I was just watching the Bobcats vs Bulls highlights and saw Knight get into a Scuffle with Chandler. Even though im a fan of Knight I have to admit it was pretty funny seeing the 5"9 Knight try to take on 7"1 chandler, what was Knight thinking, luckly he was held back for his own sake.

Anyone else find this funny I know I did?


----------



## kamego (Dec 29, 2003)

I saw part of it.

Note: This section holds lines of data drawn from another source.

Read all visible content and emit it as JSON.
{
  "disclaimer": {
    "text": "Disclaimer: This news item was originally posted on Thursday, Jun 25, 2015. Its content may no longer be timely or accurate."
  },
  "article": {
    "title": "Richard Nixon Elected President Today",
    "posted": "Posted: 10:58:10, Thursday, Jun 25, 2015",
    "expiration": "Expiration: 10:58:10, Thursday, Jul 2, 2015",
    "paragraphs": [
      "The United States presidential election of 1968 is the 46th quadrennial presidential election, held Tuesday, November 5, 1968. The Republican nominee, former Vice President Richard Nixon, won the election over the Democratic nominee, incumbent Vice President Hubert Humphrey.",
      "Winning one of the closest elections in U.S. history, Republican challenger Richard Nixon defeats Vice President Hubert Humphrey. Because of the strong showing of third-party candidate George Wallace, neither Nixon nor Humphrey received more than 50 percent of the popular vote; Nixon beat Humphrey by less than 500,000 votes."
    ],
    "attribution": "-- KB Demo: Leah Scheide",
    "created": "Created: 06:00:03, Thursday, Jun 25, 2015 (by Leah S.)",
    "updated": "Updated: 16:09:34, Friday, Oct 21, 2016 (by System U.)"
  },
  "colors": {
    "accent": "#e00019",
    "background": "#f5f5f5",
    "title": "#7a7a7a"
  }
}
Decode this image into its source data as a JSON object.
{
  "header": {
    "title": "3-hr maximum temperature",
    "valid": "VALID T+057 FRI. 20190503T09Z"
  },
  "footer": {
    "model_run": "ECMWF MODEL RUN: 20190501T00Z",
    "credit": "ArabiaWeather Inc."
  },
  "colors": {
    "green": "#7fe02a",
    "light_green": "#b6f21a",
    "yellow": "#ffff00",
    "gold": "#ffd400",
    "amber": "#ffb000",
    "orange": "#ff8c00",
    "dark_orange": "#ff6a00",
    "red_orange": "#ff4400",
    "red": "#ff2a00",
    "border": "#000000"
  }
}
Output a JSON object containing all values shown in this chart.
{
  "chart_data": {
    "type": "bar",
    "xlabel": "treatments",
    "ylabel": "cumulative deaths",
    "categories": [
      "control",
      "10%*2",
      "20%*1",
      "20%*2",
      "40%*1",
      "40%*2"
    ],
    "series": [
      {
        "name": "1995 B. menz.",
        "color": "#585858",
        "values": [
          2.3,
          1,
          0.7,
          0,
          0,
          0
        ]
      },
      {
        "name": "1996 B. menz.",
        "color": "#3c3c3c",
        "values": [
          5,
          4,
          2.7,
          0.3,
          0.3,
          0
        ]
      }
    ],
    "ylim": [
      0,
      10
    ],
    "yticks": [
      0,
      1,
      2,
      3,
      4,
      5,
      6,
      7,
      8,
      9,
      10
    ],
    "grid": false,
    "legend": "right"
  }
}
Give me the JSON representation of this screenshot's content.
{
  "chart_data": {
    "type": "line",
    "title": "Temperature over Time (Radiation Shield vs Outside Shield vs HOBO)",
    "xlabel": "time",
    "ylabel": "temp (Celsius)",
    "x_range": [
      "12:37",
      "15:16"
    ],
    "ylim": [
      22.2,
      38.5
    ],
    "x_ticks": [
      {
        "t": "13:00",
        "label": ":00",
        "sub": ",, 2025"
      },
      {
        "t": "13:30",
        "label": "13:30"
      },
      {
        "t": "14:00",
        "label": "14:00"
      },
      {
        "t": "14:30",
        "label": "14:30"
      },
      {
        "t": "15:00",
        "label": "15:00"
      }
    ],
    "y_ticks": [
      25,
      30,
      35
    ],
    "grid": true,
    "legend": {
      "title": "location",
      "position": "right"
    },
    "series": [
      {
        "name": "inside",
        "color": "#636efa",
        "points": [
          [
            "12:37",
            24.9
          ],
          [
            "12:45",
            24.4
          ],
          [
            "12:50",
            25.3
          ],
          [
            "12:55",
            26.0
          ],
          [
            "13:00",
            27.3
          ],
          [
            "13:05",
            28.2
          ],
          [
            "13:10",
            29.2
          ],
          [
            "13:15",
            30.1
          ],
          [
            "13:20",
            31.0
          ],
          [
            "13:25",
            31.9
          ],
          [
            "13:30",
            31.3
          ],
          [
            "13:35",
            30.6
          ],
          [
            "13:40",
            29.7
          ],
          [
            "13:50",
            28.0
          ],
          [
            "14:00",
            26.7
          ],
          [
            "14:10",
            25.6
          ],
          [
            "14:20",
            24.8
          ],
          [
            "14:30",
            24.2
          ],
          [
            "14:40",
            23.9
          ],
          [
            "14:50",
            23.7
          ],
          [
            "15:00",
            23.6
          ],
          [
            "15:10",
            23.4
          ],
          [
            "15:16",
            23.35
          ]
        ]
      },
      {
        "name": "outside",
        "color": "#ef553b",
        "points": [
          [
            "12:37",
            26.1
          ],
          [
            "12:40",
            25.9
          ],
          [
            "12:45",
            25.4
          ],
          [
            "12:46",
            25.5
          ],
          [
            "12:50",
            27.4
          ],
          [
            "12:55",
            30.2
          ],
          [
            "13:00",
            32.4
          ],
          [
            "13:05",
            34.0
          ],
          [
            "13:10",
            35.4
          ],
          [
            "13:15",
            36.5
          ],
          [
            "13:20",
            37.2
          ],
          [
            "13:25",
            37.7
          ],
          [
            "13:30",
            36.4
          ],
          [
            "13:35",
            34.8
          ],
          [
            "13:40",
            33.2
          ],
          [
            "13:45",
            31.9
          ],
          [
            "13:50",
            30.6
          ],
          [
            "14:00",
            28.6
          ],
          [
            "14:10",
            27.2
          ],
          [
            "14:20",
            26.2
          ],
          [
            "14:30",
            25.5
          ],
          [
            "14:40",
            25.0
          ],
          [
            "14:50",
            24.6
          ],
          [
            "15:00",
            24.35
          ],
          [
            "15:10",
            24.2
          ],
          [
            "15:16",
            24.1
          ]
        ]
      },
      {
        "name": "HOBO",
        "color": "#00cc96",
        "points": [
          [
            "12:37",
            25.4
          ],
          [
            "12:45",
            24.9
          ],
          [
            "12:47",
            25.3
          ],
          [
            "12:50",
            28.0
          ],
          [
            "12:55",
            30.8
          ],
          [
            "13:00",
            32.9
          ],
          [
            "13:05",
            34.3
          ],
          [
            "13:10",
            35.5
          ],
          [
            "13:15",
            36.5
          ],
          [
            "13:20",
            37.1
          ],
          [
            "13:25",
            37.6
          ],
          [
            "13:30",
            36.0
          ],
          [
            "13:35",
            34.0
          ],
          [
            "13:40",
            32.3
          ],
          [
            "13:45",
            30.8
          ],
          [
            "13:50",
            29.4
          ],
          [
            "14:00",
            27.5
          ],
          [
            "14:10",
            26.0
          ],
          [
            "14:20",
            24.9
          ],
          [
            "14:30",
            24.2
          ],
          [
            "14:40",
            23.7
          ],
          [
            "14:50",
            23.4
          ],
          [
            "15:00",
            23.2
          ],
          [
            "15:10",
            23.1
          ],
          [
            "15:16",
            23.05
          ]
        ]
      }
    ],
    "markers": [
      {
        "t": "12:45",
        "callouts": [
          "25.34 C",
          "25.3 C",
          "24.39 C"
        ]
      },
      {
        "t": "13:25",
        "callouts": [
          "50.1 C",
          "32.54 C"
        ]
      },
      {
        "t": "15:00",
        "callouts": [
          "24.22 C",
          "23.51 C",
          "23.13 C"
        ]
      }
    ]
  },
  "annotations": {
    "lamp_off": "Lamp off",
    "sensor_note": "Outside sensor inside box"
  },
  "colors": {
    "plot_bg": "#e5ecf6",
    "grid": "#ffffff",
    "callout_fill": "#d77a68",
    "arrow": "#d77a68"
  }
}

I don't think that would have been a good fight for him to pick lol.


----------



## Charlotte_______ (May 18, 2003)

LOL


----------



## kamego (Dec 29, 2003)

that sums it up pretty well lol


----------



## Da Grinch (Aug 17, 2002)

height only means something if it used effectively , i generally believe most tall basketball players cant fight worth a darn , 

who challenges a 7 fter to a fight, its a situation if you lose everyone will ask you "what were you thinking?" ?

i doubt chandler has been in a fight past the age of 8, i know eddy curry has never been in one and when he had his chance earlier this season he didn't handle it well, going low and dirty on b. haywood, 

i know brevin has at east 1 brother so i know he's has to have been in a few .

saying that i think chandler would win , but i dont think its nearly the obvious win people make it out to be.


----------



## kamego (Dec 29, 2003)

Height does have something to do with fighting if the player does have muscles (IMO Chandler is filled out much better then he was out of high school). I mean Shawn Bradley and Yao aren't going to beat to many people down even if they tried, but Chandler isn't quite as skinny as those two are. Usually it's not a good rule for a guard to go after a center.


----------